Algunas de las ventajas de la flexibilidad en los horarios laborales y de la posibilidad de hacer trabajo remoto se esfumaron con el decretado fin de la pandemia por Covid-19. A pesar de sus comprobados efectos en la salud a largo plazo y de las cargas extra de cuidado que estos todavía representan, la gran mayoría de empresas y universidades han insistido en el regreso a la presencialidad. Es claro que esto tiene que ver más con la reivindicación del espacio masculino de la oficina, en contraposición con el espacio de la casa, que con la productividad o con el bienestar de les estudiantes y les trabajadores (ni hablar del medio ambiente). Esto también se evidencia en que el fin de la pandemia dictó también el fin de la política de ajustes razonables, pero no el regreso de los subsidios para el jardín infantil que se recortaron tras la emergencia sanitaria. Apenas estamos empezando a entender las consecuencias de estas medidas, pero un buen indicador es el delicado tema de salud mental en las instituciones de educación superior. Este es un punto que sigue siendo urgente, tanto que llevó al Ministerio de Educación y el Ministerio de Salud y Protección Social al diseño de herramientas de atención integral cuya implementación no da espera.

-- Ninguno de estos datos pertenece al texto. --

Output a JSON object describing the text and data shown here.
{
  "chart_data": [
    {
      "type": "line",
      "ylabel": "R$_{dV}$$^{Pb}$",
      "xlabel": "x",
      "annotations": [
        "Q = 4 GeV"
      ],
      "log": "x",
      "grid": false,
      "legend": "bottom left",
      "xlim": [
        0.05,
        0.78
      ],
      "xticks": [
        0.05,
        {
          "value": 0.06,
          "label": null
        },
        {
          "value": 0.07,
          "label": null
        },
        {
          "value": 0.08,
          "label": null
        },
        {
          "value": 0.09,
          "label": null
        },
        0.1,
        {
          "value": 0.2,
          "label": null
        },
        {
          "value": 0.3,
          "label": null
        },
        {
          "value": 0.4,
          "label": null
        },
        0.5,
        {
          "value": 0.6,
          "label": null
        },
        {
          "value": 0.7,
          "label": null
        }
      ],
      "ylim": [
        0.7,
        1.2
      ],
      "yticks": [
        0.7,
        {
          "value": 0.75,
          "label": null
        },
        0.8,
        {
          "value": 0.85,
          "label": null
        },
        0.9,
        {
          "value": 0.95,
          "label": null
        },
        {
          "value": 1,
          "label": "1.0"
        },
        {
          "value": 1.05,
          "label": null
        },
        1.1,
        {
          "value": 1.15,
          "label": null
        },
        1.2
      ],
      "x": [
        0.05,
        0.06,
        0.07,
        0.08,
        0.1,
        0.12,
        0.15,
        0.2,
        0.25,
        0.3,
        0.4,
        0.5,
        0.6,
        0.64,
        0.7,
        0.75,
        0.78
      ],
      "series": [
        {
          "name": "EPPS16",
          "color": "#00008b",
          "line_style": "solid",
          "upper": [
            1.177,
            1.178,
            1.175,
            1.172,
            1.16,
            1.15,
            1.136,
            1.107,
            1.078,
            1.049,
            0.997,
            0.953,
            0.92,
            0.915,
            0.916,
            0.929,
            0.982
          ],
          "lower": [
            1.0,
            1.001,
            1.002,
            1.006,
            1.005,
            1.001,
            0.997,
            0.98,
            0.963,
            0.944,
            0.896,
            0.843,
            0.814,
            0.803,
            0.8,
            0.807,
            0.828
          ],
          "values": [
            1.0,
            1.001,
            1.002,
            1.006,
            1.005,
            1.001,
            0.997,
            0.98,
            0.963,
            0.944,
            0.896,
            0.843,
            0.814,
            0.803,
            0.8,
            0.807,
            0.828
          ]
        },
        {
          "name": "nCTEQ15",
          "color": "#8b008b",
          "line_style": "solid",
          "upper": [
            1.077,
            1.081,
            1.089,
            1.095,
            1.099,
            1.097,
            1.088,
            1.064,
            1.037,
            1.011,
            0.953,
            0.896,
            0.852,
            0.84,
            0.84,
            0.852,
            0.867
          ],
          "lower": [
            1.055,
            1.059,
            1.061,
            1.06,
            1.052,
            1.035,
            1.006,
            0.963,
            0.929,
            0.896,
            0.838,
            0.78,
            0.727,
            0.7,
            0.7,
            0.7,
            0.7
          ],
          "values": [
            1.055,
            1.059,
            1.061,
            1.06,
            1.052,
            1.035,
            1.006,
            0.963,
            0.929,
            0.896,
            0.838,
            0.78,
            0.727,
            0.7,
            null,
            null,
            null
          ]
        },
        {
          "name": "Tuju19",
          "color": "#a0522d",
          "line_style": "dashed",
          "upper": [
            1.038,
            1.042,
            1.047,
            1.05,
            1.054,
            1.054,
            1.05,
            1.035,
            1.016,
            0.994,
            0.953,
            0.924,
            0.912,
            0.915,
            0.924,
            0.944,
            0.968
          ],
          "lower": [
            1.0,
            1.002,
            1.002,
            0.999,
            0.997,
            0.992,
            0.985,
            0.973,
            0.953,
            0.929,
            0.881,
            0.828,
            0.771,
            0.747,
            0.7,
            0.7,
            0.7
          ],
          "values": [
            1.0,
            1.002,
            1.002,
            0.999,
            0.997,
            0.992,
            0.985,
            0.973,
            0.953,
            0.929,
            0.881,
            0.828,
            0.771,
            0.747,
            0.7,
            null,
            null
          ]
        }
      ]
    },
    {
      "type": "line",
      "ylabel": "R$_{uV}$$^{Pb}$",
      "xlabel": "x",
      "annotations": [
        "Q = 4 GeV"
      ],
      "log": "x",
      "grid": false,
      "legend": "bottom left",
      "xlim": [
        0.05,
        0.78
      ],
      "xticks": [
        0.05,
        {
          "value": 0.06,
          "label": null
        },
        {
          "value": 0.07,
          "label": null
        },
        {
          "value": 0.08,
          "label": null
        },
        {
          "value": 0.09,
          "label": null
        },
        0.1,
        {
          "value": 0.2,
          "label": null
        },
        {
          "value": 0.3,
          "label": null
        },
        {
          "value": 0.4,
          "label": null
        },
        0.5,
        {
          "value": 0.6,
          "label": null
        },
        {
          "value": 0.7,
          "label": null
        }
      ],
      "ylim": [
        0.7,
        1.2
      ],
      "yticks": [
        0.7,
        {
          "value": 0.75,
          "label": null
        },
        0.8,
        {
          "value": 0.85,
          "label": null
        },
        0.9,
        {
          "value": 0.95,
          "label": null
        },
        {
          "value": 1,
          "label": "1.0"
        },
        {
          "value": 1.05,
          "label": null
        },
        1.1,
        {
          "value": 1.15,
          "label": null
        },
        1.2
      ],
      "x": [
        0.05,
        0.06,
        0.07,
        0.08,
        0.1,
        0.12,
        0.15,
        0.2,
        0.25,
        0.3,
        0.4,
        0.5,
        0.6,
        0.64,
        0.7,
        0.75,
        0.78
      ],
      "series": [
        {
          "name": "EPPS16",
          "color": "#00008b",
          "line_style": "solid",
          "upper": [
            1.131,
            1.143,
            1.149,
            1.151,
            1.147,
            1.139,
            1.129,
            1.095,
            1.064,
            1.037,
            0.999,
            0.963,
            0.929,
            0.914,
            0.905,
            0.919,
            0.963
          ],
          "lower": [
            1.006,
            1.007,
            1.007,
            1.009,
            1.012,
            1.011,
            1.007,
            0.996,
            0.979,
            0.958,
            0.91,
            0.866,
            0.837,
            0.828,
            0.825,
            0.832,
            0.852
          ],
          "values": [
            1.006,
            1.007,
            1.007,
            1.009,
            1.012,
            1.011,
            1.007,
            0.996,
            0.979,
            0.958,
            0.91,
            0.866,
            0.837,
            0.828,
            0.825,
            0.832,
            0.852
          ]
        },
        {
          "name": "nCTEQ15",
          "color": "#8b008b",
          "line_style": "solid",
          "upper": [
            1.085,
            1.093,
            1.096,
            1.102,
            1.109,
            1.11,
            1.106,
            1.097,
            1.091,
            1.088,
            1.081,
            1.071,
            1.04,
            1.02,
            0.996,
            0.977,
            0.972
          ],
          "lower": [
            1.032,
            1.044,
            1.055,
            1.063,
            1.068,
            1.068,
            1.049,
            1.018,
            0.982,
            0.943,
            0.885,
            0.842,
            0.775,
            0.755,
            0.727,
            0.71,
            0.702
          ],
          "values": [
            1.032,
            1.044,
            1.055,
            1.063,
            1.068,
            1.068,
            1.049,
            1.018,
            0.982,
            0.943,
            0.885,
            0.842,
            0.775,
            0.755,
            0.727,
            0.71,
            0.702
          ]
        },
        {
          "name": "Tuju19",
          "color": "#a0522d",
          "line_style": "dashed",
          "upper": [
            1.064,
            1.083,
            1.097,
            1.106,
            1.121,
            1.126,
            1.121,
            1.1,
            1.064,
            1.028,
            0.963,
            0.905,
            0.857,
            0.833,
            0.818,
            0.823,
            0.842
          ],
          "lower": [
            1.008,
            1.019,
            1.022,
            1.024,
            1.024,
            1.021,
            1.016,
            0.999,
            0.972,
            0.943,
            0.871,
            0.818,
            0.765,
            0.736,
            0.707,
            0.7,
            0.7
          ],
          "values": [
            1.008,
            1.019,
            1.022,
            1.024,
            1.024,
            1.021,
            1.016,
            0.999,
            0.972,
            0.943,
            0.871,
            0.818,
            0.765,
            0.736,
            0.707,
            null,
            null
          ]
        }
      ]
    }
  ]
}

Sobrevivir a la universidad como institución y a la Universidad de los Andes siendo mamá se hace en muchos casos con altísimos costos profesionales y personales. Muchas de mis colegas en la Universidad compartimos problemas de salud física y mental, incluyendo el agotamiento (burnout) físico y emocional. Dolores musculares, migrañas, fibromialgia, trastornos del sueño, déficit de atención, pérdida de la memoria, disminución considerable de la capacidad cognitiva, ansiedad y depresión son solo algunos de los efectos de trabajar en un entorno donde no hay cabida para el cuidado. La política transversal de género que está planteada en el Sueño 2 del Plan de Desarrollo Institucional necesita concretarse cuanto antes. Es necesario garantizar condiciones dignas y equitativas de trabajo y de estudio para quienes son principales cuidadoras y cuidadores. Sin duda podemos hacer un mejor trabajo.